El planeta Tierra tiene múltiples movimientos. El primero de ellos es el de rotación sobre su propio eje, que marca el día y la noche. Este eje está inclinado en relación con el plano de la eclíptica, es decir, con la continuación imaginaria del eje orbital alrededor del sol, lo que da origen a las estaciones en su segundo movimiento, que es el de traslación orbital. Esas estaciones están marcadas por los solsticios y los equinoccios, que han sido siempre las señales más claras para los habitantes del planeta. Ahora bien, el eje de la Tierra tiene un movimiento cónico, como el de un péndulo. Si acaso se hace una prolongación de dicho eje desde el polo norte se verá que apunta a una constelación y a simple vista puede parecer fijo, porque su desplazamiento es muy sutil. Su movimiento es, en promedio, de setenta y dos años por grado, lo que significa que en la vida de una persona eso puede ser poco perceptible. Cada 2.160 años en promedio (72 años por 30 grados) cambia de constelación. Y cada 25.920 años, aproximadamente, el eje da una vuelta completa. Esto es lo que los astrónomos llaman “la precesión de los equinoccios”, pues, justamente, al girar el eje en el sentido contrario del movimiento aparente de los planetas sobre el Zodíaco, produce una variación “retrógrada” en el punto vernal, es decir, en la constelación que está detrás del Sol en el amanecer en el equinoccio de primavera en el hemisferio norte y de otoño en el hemisferio sur (21 de marzo).
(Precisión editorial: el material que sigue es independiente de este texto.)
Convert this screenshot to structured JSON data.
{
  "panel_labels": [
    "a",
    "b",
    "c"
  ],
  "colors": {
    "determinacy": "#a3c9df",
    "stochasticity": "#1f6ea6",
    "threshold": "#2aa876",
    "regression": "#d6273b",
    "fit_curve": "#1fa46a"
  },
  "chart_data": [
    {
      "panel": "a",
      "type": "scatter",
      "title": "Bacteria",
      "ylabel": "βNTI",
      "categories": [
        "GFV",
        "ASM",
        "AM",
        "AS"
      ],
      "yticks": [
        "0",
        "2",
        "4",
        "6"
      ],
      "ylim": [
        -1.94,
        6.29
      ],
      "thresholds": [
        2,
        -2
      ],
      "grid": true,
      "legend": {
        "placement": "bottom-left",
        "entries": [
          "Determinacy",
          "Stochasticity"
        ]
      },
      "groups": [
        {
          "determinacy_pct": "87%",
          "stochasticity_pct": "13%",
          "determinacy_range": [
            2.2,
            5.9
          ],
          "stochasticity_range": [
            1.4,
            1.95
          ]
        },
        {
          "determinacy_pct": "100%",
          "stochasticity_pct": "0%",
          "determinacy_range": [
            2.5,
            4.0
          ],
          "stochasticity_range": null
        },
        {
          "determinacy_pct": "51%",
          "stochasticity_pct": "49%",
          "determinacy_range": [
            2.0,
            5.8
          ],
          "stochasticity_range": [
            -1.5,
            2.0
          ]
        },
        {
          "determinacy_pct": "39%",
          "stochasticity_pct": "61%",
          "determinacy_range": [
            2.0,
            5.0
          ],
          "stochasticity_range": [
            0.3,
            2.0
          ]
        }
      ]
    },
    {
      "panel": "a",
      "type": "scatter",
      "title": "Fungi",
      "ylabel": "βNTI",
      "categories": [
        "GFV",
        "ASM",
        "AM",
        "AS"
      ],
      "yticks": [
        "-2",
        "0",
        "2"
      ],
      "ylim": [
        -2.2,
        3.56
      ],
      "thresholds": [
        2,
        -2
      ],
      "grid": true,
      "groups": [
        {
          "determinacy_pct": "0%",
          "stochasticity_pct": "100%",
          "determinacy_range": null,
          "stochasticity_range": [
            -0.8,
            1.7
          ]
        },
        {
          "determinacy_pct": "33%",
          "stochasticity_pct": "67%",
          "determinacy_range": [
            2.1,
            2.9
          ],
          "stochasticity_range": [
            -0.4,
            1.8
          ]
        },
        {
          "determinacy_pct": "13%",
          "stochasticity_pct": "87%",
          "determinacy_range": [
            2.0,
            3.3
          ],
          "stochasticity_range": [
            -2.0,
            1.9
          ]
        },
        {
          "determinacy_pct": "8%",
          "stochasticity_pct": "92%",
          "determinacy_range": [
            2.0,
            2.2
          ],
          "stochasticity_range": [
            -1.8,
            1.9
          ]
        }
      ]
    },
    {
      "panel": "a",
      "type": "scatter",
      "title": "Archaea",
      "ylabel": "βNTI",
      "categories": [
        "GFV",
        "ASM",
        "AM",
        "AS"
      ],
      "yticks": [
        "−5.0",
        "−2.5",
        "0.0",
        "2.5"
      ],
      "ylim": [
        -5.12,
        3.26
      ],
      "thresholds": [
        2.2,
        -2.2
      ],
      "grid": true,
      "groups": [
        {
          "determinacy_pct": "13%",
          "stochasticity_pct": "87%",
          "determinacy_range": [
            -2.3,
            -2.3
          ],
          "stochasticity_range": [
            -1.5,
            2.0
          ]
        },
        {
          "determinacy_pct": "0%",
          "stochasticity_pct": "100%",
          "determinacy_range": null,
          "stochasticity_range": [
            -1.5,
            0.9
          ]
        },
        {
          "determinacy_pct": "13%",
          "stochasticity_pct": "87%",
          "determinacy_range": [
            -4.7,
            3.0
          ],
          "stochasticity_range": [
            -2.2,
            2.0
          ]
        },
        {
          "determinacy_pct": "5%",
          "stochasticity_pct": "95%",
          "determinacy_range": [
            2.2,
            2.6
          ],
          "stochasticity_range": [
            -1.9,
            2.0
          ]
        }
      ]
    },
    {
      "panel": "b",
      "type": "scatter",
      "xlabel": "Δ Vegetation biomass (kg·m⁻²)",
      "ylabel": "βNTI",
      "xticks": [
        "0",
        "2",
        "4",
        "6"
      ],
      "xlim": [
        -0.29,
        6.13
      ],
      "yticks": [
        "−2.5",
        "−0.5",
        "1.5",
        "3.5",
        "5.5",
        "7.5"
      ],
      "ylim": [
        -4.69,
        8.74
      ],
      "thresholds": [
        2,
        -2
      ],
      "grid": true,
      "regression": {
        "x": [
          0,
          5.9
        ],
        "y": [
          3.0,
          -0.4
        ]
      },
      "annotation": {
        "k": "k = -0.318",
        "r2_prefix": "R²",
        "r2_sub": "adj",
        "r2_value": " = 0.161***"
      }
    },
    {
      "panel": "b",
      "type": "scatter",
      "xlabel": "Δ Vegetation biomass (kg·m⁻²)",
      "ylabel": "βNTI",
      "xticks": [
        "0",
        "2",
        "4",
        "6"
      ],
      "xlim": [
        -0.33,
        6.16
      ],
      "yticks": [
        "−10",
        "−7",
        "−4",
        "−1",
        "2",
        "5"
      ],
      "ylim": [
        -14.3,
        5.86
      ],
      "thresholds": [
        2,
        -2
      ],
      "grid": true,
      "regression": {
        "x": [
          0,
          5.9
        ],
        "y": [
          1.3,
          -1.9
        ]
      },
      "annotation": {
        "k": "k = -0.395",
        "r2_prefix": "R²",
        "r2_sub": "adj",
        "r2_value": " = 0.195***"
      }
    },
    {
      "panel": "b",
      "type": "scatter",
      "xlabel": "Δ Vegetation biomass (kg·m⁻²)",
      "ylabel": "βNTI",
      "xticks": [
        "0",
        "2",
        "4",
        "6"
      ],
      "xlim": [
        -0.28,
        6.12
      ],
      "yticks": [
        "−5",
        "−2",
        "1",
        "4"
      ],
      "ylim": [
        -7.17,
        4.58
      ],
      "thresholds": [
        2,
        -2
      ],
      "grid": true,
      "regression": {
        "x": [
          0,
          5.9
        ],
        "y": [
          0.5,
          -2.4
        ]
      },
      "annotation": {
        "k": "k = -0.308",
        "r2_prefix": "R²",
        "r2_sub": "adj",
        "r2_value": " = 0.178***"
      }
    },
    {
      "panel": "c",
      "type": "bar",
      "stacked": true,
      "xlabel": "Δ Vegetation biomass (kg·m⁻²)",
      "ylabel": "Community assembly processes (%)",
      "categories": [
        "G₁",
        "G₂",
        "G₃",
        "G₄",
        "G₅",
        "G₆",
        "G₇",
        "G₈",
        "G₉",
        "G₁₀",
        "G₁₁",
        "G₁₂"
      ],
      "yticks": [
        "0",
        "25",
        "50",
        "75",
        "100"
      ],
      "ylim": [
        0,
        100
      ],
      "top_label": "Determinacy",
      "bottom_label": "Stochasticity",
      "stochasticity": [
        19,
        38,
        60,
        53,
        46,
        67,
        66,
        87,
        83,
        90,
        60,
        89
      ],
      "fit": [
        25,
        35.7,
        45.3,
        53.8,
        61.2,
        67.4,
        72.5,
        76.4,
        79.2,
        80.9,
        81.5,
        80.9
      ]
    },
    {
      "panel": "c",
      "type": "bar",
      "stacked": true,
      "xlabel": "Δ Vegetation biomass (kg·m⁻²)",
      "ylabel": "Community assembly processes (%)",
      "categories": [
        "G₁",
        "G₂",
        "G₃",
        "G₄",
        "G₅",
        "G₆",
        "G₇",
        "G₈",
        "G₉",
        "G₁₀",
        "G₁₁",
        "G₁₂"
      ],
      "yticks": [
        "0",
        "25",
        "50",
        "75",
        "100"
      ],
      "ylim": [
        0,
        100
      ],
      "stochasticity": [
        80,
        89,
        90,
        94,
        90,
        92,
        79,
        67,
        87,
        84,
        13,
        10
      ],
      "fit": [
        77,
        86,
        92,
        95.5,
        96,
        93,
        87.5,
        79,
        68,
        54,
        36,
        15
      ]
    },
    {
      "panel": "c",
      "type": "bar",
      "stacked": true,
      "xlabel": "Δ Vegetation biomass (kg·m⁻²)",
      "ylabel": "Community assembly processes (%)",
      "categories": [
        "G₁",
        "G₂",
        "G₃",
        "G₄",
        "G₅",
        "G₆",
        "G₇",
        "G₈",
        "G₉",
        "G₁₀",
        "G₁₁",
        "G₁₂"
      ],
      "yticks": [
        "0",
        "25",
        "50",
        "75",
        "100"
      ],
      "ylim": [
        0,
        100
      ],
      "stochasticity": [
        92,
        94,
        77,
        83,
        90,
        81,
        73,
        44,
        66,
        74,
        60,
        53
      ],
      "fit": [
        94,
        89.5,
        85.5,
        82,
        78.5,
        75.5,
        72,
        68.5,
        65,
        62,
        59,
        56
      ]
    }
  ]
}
Cada 2.160 años en promedio el Sol amanece teniendo en el plano de fondo una constelación distinta. Como habíamos dicho, ahora es Acuario y hasta hace poco tiempo era Piscis.
Por cierto, según nuestra experiencia, ningún humano propiamente tal está en condiciones de presenciar durante su vida todo el desarrollo de una era. Incluso, como lo dije antes, no hay registros de que haya habido una conciencia general —o suficientemente amplia— del cambio en las épocas en que este se producía.
El tema de la precesión de los equinoccios es el que más ha contribuido a distanciar la astronomía de la astrología, ya que esta, orientada por concepciones más esotéricas (simbólicas) que objetivas, aplica correctivos a sus cálculos de tal modo que no varíen los signos. Quiero decir que cuando, en el siglo XX, la astrología sostiene que el Sol está en Cáncer, por ejemplo, en la realidad astronómica no lo está, pero misteriosamente las conclusiones que entrega son correctas. Esto pone de relieve el carácter arquetípico de la disciplina y la validez de conocimientos que al ser aplicados resultan certeros, aun cuando sus presupuestos no sean exactamente verdaderos. Misterio.
Cada uno de esos períodos de treinta grados es conocido como una era zodiacal, porque durante ese lapso el eje apunta a una determinada constelación del Zodíaco. Recordemos que el Zodíaco es el conjunto ordenado de las doce constelaciones que apreciamos en el cielo. No es apropiado discutir sobre la conformación de esta rueda con las constelaciones ni sobre quién lo hizo. Los sumerios lo conocían y los griegos también. Me asiste el convencimiento de que su origen es revelado por seres superiores o por lo menos seres anteriores que tenían esta información. La astrología fue “descubierta” por los sumerios, pues sus procesos son descritos, pero no elaborados por ellos. Este análisis y su discusión deben ser materia de otra obra y ya hay muchas y buenas escritas al respecto.
La Tierra tiene aún otro movimiento, que es un ligero bamboleo en su posición. Eso origina que este desplazamiento del eje respecto de las constelaciones no sea regular y la cifra dada no resulte ser más que un promedio. Sabemos —por la información esotérica, por los datos astronómicos, por los monumentos y documentos y por la observación y análisis de los acontecimientos históricos y naturales de que hay registro— que ha habido eras manifiestamente más breves y otras que se han extendido unos siglos.